Quelle que soit leur stratégie, les écologistes seront toujours sous le feu des critiques

Un article intéressant de Jean Claude Guillebaud paru ici dans La vie

Les commentaires goguenards contre les écologistes, après l’accord signé par ces derniers avec le PS m’ont semblé profondément injustes. Et même irréfléchis. De même qu’ont été honteuses la plupart des critiques adressées à Eva Joly, après sa fausse « disparition » du week-end et son retour en fanfare. De quoi s’agit-il en vérité ? En France, comme ailleurs, les écologistes se veulent porteurs d’un « autre » projet de société et plaident pour une « autre » croissance. Du même coup, ils sont depuis toujours tiraillés entre deux stratégies.
La première, réaliste, les incite à conclure des alliances avec la gauche, quitte à faire d’inévitables compromis, notamment sur la question du nucléaire. S’ils le font, c’est pour contribuer à l’alternance – le départ de Nicolas Sarkozy – et exister politiquement sur l’échiquier parlementaire. Aux législatives, ils ont besoin d’avoir assez d’élus pour constituer un groupe parlementaire. S’ils optent pour cette stratégie, on leur reproche aussitôt de céder à la politique politicienne ou de trahir leurs convictions.
La droite saute sur l’occasion pour ironiser. Jean-François Copé ou Xavier Bertrand – entre autres – s’indignent en boucle sur le thème : « Les écologistes monnayent des centrales nucléaires contre des places au Parlement… » Sous-entendu, ils font bon marché des « intérêts nationaux ». Le reproche est idiot. On pourrait le retourner contre la droite en disant que cette dernière dissimule au nom des intérêts nationaux, sa capitulation face au lobby nucléaire.
L’autre stratégie écologiste, incarnée par Eva Joly, femme de conviction, tenace et combative, consiste à refuser ce compromis. Mieux vaut, pense-t-elle, rester fidèle aux exigences définies par les Verts, à savoir une sortie programmée du nucléaire et un arrêt du dispendieux EPR en construction à Flamanville. C’est le choix de l’intransigeance contre la politique politicienne. Quand Eva Joly et les écologistes raisonnent ainsi, alors on leur prédit un score dérisoire, et l’on redouble de moqueries.
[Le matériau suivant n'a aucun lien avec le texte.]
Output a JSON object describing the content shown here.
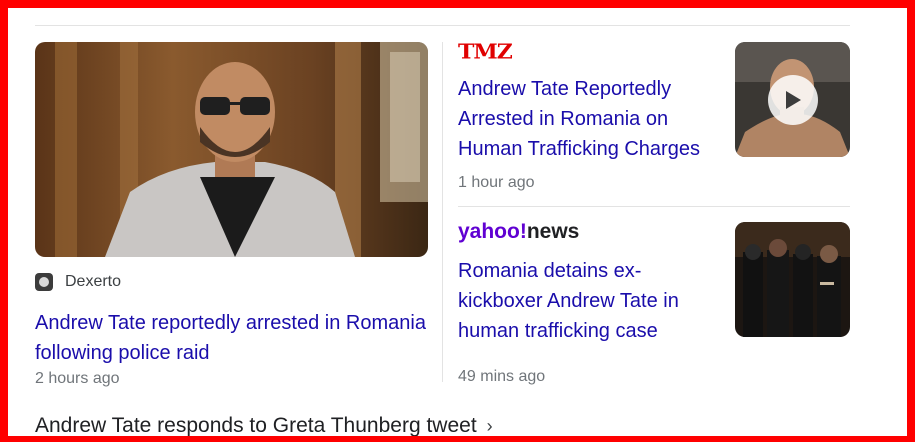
{
  "main_story": {
    "source": "Dexerto",
    "headline": "Andrew Tate reportedly arrested in Romania following police raid",
    "time": "2 hours ago"
  },
  "side_stories": [
    {
      "source_logo": "TMZ",
      "headline": "Andrew Tate Reportedly Arrested in Romania on Human Trafficking Charges",
      "time": "1 hour ago",
      "has_video": true
    },
    {
      "source_logo_parts": [
        "yahoo!",
        "news"
      ],
      "headline": "Romania detains ex-kickboxer Andrew Tate in human trafficking case",
      "time": "49 mins ago",
      "has_video": false
    }
  ],
  "more_link": {
    "label": "Andrew Tate responds to Greta Thunberg tweet",
    "icon": "chevron-right-icon"
  },
  "colors": {
    "headline_link": "#1a0dab",
    "meta_text": "#70757a",
    "frame": "#ff0000",
    "tmz_red": "#e00000",
    "yahoo_purple": "#6001d2"
  }
}
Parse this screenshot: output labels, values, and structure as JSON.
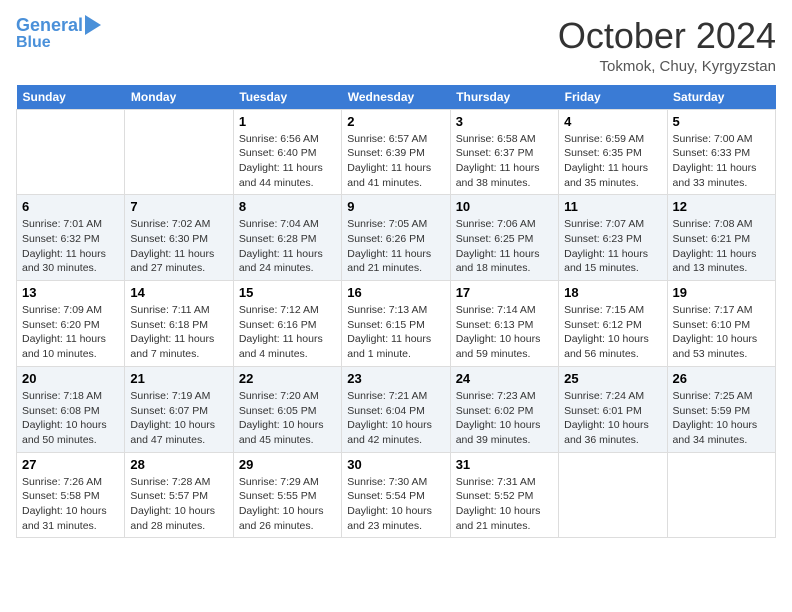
{
  "header": {
    "logo_line1": "General",
    "logo_line2": "Blue",
    "month_title": "October 2024",
    "location": "Tokmok, Chuy, Kyrgyzstan"
  },
  "days_of_week": [
    "Sunday",
    "Monday",
    "Tuesday",
    "Wednesday",
    "Thursday",
    "Friday",
    "Saturday"
  ],
  "weeks": [
    [
      {
        "day": "",
        "content": ""
      },
      {
        "day": "",
        "content": ""
      },
      {
        "day": "1",
        "content": "Sunrise: 6:56 AM\nSunset: 6:40 PM\nDaylight: 11 hours and 44 minutes."
      },
      {
        "day": "2",
        "content": "Sunrise: 6:57 AM\nSunset: 6:39 PM\nDaylight: 11 hours and 41 minutes."
      },
      {
        "day": "3",
        "content": "Sunrise: 6:58 AM\nSunset: 6:37 PM\nDaylight: 11 hours and 38 minutes."
      },
      {
        "day": "4",
        "content": "Sunrise: 6:59 AM\nSunset: 6:35 PM\nDaylight: 11 hours and 35 minutes."
      },
      {
        "day": "5",
        "content": "Sunrise: 7:00 AM\nSunset: 6:33 PM\nDaylight: 11 hours and 33 minutes."
      }
    ],
    [
      {
        "day": "6",
        "content": "Sunrise: 7:01 AM\nSunset: 6:32 PM\nDaylight: 11 hours and 30 minutes."
      },
      {
        "day": "7",
        "content": "Sunrise: 7:02 AM\nSunset: 6:30 PM\nDaylight: 11 hours and 27 minutes."
      },
      {
        "day": "8",
        "content": "Sunrise: 7:04 AM\nSunset: 6:28 PM\nDaylight: 11 hours and 24 minutes."
      },
      {
        "day": "9",
        "content": "Sunrise: 7:05 AM\nSunset: 6:26 PM\nDaylight: 11 hours and 21 minutes."
      },
      {
        "day": "10",
        "content": "Sunrise: 7:06 AM\nSunset: 6:25 PM\nDaylight: 11 hours and 18 minutes."
      },
      {
        "day": "11",
        "content": "Sunrise: 7:07 AM\nSunset: 6:23 PM\nDaylight: 11 hours and 15 minutes."
      },
      {
        "day": "12",
        "content": "Sunrise: 7:08 AM\nSunset: 6:21 PM\nDaylight: 11 hours and 13 minutes."
      }
    ],
    [
      {
        "day": "13",
        "content": "Sunrise: 7:09 AM\nSunset: 6:20 PM\nDaylight: 11 hours and 10 minutes."
      },
      {
        "day": "14",
        "content": "Sunrise: 7:11 AM\nSunset: 6:18 PM\nDaylight: 11 hours and 7 minutes."
      },
      {
        "day": "15",
        "content": "Sunrise: 7:12 AM\nSunset: 6:16 PM\nDaylight: 11 hours and 4 minutes."
      },
      {
        "day": "16",
        "content": "Sunrise: 7:13 AM\nSunset: 6:15 PM\nDaylight: 11 hours and 1 minute."
      },
      {
        "day": "17",
        "content": "Sunrise: 7:14 AM\nSunset: 6:13 PM\nDaylight: 10 hours and 59 minutes."
      },
      {
        "day": "18",
        "content": "Sunrise: 7:15 AM\nSunset: 6:12 PM\nDaylight: 10 hours and 56 minutes."
      },
      {
        "day": "19",
        "content": "Sunrise: 7:17 AM\nSunset: 6:10 PM\nDaylight: 10 hours and 53 minutes."
      }
    ],
    [
      {
        "day": "20",
        "content": "Sunrise: 7:18 AM\nSunset: 6:08 PM\nDaylight: 10 hours and 50 minutes."
      },
      {
        "day": "21",
        "content": "Sunrise: 7:19 AM\nSunset: 6:07 PM\nDaylight: 10 hours and 47 minutes."
      },
      {
        "day": "22",
        "content": "Sunrise: 7:20 AM\nSunset: 6:05 PM\nDaylight: 10 hours and 45 minutes."
      },
      {
        "day": "23",
        "content": "Sunrise: 7:21 AM\nSunset: 6:04 PM\nDaylight: 10 hours and 42 minutes."
      },
      {
        "day": "24",
        "content": "Sunrise: 7:23 AM\nSunset: 6:02 PM\nDaylight: 10 hours and 39 minutes."
      },
      {
        "day": "25",
        "content": "Sunrise: 7:24 AM\nSunset: 6:01 PM\nDaylight: 10 hours and 36 minutes."
      },
      {
        "day": "26",
        "content": "Sunrise: 7:25 AM\nSunset: 5:59 PM\nDaylight: 10 hours and 34 minutes."
      }
    ],
    [
      {
        "day": "27",
        "content": "Sunrise: 7:26 AM\nSunset: 5:58 PM\nDaylight: 10 hours and 31 minutes."
      },
      {
        "day": "28",
        "content": "Sunrise: 7:28 AM\nSunset: 5:57 PM\nDaylight: 10 hours and 28 minutes."
      },
      {
        "day": "29",
        "content": "Sunrise: 7:29 AM\nSunset: 5:55 PM\nDaylight: 10 hours and 26 minutes."
      },
      {
        "day": "30",
        "content": "Sunrise: 7:30 AM\nSunset: 5:54 PM\nDaylight: 10 hours and 23 minutes."
      },
      {
        "day": "31",
        "content": "Sunrise: 7:31 AM\nSunset: 5:52 PM\nDaylight: 10 hours and 21 minutes."
      },
      {
        "day": "",
        "content": ""
      },
      {
        "day": "",
        "content": ""
      }
    ]
  ]
}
En fait, ils cherchent sans cesse un point d’équilibre entre ces deux stratégies. Certes, ils cèdent parfois à leurs démons : émiettement, divisions, querelles de chapelles et de tendances. Mais à bien réfléchir, les deux stratégies sont respectables. Il n’est pas indécent de vouloir exister politiquement. Il n’est pas déraisonnable de tenir bon sur ses convictions, en refusant de devenir un parti « comme les autres ».
Concernant l’EPR de Flamanville, je n’ai pas la compétence pour en juger. Je note toutefois, que les experts sont très partagés sur le projet. La lecture d’un petit livre, clair et précis, suffit à s’en convaincre (Nucléaire : idées reçues et scénarios de sortie, par le mouvement Utopia). Au total, cette « affaire Joly » méritait mieux qu’une ironie populiste.